@informateur.ci- Le marché régional de la dette de l’UEMOA aborde l’année 2026 avec un dynamisme remarquable. Dès les premières semaines, les adjudications souveraines ont confirmé que ce marché fonctionne désormais pleinement comme un marché de prix, où la liquidité est abondante mais où la différenciation entre États s’affirme de plus en plus nettement.
En l’espace d’une semaine, la Côte d’Ivoire a levé plus de 320 milliards de FCFA lors de sa première sortie de l’année, suivie du Bénin avec 60 milliards de FCFA, puis du Mali avec 44 milliards de FCFA. Ces opérations, largement sursouscrites, ont donné le ton d’un exercice 2026 qui démarre sur les chapeaux de roue. Elles confirment une tendance déjà observée en 2025, année record durant laquelle plus de 11 000 milliards de FCFA ont été mobilisés sur le marché régional.

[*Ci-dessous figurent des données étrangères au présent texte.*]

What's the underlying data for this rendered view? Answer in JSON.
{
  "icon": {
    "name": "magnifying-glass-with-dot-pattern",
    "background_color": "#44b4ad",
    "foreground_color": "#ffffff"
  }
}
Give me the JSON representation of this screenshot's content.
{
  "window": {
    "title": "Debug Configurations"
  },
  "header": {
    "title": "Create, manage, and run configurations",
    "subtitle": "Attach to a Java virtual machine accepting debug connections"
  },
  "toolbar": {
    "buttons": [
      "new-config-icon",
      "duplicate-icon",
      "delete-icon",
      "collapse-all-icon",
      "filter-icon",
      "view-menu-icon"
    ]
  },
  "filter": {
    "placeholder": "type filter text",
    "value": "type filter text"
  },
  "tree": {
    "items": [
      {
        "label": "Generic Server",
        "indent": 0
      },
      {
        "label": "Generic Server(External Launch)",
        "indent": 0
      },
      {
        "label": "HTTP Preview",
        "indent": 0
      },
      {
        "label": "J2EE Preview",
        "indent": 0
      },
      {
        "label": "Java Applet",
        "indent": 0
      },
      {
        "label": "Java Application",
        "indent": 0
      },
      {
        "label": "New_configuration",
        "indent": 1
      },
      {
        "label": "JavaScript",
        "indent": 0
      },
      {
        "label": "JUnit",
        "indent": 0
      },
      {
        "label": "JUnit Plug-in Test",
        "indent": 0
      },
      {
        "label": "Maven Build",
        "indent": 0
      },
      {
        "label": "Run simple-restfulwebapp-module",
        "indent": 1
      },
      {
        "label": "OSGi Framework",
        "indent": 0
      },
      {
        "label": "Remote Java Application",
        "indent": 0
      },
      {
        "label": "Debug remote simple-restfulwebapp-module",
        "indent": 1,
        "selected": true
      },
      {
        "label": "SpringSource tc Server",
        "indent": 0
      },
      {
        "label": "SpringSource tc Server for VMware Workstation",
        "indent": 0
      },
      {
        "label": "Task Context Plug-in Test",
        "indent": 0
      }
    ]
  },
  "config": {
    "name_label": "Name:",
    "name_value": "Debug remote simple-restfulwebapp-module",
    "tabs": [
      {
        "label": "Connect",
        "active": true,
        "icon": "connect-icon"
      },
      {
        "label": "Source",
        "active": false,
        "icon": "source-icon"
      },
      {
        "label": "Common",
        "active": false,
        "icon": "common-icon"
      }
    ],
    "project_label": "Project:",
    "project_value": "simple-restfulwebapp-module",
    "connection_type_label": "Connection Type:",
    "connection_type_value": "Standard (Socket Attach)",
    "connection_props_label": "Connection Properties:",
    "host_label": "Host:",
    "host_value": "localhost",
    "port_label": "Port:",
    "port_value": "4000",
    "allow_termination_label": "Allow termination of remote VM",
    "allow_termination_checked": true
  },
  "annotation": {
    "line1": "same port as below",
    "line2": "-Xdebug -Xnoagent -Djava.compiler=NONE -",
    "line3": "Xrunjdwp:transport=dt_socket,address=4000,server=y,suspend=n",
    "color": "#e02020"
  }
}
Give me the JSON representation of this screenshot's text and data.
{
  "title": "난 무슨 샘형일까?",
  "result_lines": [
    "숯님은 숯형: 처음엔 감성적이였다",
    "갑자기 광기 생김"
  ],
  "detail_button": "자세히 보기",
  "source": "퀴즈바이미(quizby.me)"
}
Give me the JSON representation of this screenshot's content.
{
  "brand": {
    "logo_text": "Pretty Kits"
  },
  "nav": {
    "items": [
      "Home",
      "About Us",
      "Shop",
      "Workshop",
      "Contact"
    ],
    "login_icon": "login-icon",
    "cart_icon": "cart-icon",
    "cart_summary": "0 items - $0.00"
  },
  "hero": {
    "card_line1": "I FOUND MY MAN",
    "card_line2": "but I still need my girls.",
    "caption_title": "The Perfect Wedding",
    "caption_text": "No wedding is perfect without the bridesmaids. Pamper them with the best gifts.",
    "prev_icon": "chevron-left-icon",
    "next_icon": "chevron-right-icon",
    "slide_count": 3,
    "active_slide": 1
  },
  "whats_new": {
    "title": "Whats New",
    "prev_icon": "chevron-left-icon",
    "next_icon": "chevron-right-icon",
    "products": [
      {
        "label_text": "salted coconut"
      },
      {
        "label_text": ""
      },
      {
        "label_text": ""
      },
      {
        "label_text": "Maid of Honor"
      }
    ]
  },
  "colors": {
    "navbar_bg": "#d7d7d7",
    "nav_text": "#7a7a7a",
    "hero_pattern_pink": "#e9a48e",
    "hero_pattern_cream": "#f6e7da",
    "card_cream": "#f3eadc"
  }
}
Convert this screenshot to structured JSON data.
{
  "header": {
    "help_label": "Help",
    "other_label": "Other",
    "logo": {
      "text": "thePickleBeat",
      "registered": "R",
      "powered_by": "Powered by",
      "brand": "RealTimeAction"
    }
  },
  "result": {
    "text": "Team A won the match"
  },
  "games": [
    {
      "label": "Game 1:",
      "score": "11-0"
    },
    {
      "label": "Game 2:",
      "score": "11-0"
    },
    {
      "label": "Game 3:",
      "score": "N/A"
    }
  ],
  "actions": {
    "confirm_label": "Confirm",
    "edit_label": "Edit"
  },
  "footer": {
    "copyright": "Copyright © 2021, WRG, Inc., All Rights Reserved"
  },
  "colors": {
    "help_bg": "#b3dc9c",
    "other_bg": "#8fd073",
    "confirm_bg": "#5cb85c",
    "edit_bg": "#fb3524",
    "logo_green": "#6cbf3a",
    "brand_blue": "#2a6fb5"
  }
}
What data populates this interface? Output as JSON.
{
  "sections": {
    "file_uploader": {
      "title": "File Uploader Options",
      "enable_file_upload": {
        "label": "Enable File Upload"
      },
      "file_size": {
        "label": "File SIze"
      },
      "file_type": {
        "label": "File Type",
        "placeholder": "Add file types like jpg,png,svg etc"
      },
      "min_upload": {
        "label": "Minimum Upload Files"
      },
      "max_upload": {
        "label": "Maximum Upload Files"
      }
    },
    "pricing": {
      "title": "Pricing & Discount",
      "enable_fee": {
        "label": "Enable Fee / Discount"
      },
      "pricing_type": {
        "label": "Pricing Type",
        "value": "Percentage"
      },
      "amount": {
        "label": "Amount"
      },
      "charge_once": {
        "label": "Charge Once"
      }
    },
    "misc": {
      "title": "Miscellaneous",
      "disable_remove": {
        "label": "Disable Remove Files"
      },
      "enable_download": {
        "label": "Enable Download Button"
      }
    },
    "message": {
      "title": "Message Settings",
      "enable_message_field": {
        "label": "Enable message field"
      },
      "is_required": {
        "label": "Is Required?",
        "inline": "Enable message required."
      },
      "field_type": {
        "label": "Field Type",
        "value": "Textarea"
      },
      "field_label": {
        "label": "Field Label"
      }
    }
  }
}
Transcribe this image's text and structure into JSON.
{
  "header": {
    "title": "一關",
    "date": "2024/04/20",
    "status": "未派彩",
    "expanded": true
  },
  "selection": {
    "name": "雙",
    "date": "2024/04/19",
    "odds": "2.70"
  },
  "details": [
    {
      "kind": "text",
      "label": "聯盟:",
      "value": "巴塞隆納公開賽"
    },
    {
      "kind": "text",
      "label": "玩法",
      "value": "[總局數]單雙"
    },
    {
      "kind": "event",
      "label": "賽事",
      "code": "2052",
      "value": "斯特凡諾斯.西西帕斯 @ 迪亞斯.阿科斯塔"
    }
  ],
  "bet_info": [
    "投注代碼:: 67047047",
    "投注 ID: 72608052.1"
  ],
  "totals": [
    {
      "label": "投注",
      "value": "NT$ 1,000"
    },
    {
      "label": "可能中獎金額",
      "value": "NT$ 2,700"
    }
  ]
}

Cette dynamique balaie définitivement les doutes d’antan sur la profondeur du marché UMOA. Banques et investisseurs institutionnels disposent de liquidités suffisantes pour absorber des volumes élevés, sans tension apparente. En attendant la publication des programmes prévisionnels de financement des États pour 2026, une certitude s’impose : la capacité de financement est bien là.
Pour autant, cette abondance ne rime pas avec absence de discernement. Depuis plusieurs mois, une sélectivité progressive s’est installée. Tous les États trouvent preneur, mais à des conditions différentes, notamment selon les maturités. Sur le court terme, les bons du Trésor restent très demandés, avec des rendements contenus. Le Bénin se finance autour de 5 % à trois mois, tandis que le Mali demeure sous les 6,1 % à six mois, des niveaux jugés compatibles avec un risque maîtrisé.
La lecture change dès que l’on observe le moyen et le long, termes. À trois ans, le Bénin bénéficie du taux le plus bas, à 6,34 %, devant la Côte d’Ivoire à 6,81 %, une prime modérée que le marché semble lier à l’ampleur des besoins de financement ivoiriens. Le Mali, en revanche, doit offrir 8,42 % sur la même maturité, traduisant une prime de risque sensiblement plus élevée.
Sur les maturités longues, cette différenciation s’accentue. Le Bénin continue d’accéder au marché à cinq ou sept ans à des taux compris entre 6,4 % et 6,9 %, tandis que le Mali voit ses rendements dépasser les 8 %. Plus l’horizon s’allonge, plus les investisseurs arbitrent sur la solidité institutionnelle et la stabilité du cadre régional, désormais au cœur de la formation des taux en UMOA.